- Relator(a)
- Ministro Humberto Martins
- Órgão julgador
- Segunda Turma
- Data do julgamento
- 13/11/2012
- Data de publicação
- 20/11/2012
STJ – Acórdão, Rel. Ministro Humberto Martins, Segunda Turma, j. 13/11/2012, p. 20/11/2012
PROCESSUAL CIVIL E TRIBUTÁRIO. INEXISTÊNCIA DE VIOLAÇÃO DOS ARTS. 165, 458 E 535 DO CPC. DEVIDA PRESTAÇÃO JURISDICIONAL. EMBARGOS À EXECUÇÃO. ICMS DECLARADO EM GIA E NÃO RECOLHIDO. NULIDADE DA EXECUÇÃO. REQUISITOS DA CDA. REEXAME. SÚMULA 7/STJ. AUSÊNCIA DE PREQUESTIONAMENTO DOS DISPOSITIVOS DE LEI INVOCADOS. SÚMULA 211/STJ. MULTA. ART. 538, PARÁGRAFO ÚNICO, DO CPC. EMBARGOS PROTELATÓRIOS. MANUTENÇÃO. 1. Não ofende aos arts. 165 e 458, incisos II e III, do Código de Processo Civil, o acórdão que fundamenta e decide a matéria de direito valendo-se dos elementos que julga aplicáveis e suficientes para a solução da lide. 2. Inexiste violação do art. 535 do CPC quando a prestação jurisdicional é dada na medida da pretensão deduzida, com enfrentamento e resolução das questões abordadas no recurso. 3. O Tribunal de origem, soberano das circunstâncias fáticas e probatórias da causa, confirmou a sentença, por entender estarem presentes todos os requisitos essenciais para a validade da execução. 4. É pacífica a jurisprudência deste Tribunal, no sentido de que a aferição da certeza e liquidez da CDA, bem como da presença dos requisitos essenciais à sua validade, conduz necessariamente ao reexame do conjunto fático-probatório dos autos, medida inexequível na via da instância especial. 5. Descumprido o necessário e indispensável exame dos dispositivos de lei invocados pelo acórdão recorrido, apto a viabilizar a pretensão recursal da recorrente, a despeito da oposição dos embargos de declaração.
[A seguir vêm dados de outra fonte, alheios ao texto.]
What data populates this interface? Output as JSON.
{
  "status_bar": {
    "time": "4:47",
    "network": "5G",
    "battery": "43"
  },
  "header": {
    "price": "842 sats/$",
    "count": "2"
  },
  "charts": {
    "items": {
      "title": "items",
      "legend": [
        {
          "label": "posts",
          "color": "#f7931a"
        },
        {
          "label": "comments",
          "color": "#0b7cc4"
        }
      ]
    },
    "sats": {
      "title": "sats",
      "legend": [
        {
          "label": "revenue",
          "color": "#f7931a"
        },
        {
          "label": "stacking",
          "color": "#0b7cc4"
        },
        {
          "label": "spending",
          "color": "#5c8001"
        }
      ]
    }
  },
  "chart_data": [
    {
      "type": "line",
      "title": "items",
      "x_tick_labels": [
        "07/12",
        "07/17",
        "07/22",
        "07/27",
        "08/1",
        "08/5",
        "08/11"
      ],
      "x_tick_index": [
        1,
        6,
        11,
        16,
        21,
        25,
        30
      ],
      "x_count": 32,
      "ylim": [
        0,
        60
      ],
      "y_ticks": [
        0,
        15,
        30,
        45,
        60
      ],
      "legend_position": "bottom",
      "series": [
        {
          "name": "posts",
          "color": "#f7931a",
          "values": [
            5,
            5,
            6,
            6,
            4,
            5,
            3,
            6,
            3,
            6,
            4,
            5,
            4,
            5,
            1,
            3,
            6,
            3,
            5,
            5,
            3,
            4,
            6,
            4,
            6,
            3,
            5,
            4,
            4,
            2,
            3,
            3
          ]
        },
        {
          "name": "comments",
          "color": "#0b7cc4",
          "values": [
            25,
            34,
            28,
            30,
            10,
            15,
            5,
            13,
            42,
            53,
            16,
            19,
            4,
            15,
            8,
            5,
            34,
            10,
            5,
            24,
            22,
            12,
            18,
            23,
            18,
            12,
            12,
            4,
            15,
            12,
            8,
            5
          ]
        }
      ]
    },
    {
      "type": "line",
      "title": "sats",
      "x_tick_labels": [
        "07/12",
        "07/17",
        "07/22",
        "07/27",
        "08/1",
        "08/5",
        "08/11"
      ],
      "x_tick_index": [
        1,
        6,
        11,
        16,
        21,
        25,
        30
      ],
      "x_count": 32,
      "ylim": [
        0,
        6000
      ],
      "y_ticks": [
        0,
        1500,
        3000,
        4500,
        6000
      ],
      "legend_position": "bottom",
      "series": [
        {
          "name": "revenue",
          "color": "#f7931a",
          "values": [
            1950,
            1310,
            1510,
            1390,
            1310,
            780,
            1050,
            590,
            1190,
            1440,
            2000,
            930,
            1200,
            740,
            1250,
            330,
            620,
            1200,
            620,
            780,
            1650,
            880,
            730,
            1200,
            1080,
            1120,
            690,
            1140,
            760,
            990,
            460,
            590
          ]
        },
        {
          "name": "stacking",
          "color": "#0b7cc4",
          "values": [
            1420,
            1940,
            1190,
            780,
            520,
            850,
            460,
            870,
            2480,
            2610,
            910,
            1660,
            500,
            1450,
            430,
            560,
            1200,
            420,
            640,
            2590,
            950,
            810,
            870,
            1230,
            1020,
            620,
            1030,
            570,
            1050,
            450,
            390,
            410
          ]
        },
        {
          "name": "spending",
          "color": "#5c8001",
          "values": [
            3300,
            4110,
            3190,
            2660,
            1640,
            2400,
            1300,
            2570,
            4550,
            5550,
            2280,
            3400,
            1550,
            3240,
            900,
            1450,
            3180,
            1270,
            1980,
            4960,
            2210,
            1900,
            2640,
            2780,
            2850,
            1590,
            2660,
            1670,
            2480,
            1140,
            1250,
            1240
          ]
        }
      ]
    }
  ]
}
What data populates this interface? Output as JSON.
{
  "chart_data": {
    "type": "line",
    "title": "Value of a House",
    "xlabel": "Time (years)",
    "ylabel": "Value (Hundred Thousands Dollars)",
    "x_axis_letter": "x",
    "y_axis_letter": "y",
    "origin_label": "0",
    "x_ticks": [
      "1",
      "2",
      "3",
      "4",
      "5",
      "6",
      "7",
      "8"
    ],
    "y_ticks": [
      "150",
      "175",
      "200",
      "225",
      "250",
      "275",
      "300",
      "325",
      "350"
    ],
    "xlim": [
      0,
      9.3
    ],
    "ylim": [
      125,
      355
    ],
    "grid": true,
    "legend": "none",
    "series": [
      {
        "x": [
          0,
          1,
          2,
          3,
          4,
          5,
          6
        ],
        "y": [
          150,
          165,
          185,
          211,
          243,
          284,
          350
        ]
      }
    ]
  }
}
Incidência da Súmula 211/STJ. 6. Não configura contradição afirmar a falta de prequestionamento e afastar indicação de afronta ao art. 535 do Código de Processo Civil, uma vez que é perfeitamente possível o julgado se encontrar devidamente fundamentado sem, no entanto, ter decidido a causa à luz dos preceitos jurídicos desejados pela postulante, pois a tal não está obrigado. 7. A agravante, inconformada com o provimento desfavorável à sua tese, utilizou-se, na instância de origem, dos embargos declaratórios com a finalidade de modificar o julgado, distanciando-se do propósito legal de sanar omissão porventura existente, ou mesmo de prequestionar a matéria, de modo que deve ser mantida a penalidade de multa imposta pelo Tribunal a quo. Agravo regimental improvido. (AgRg no AREsp n. 133.425/SC, relator Ministro Humberto Martins, Segunda Turma, julgado em 13/11/2012, DJe de 20/11/2012.)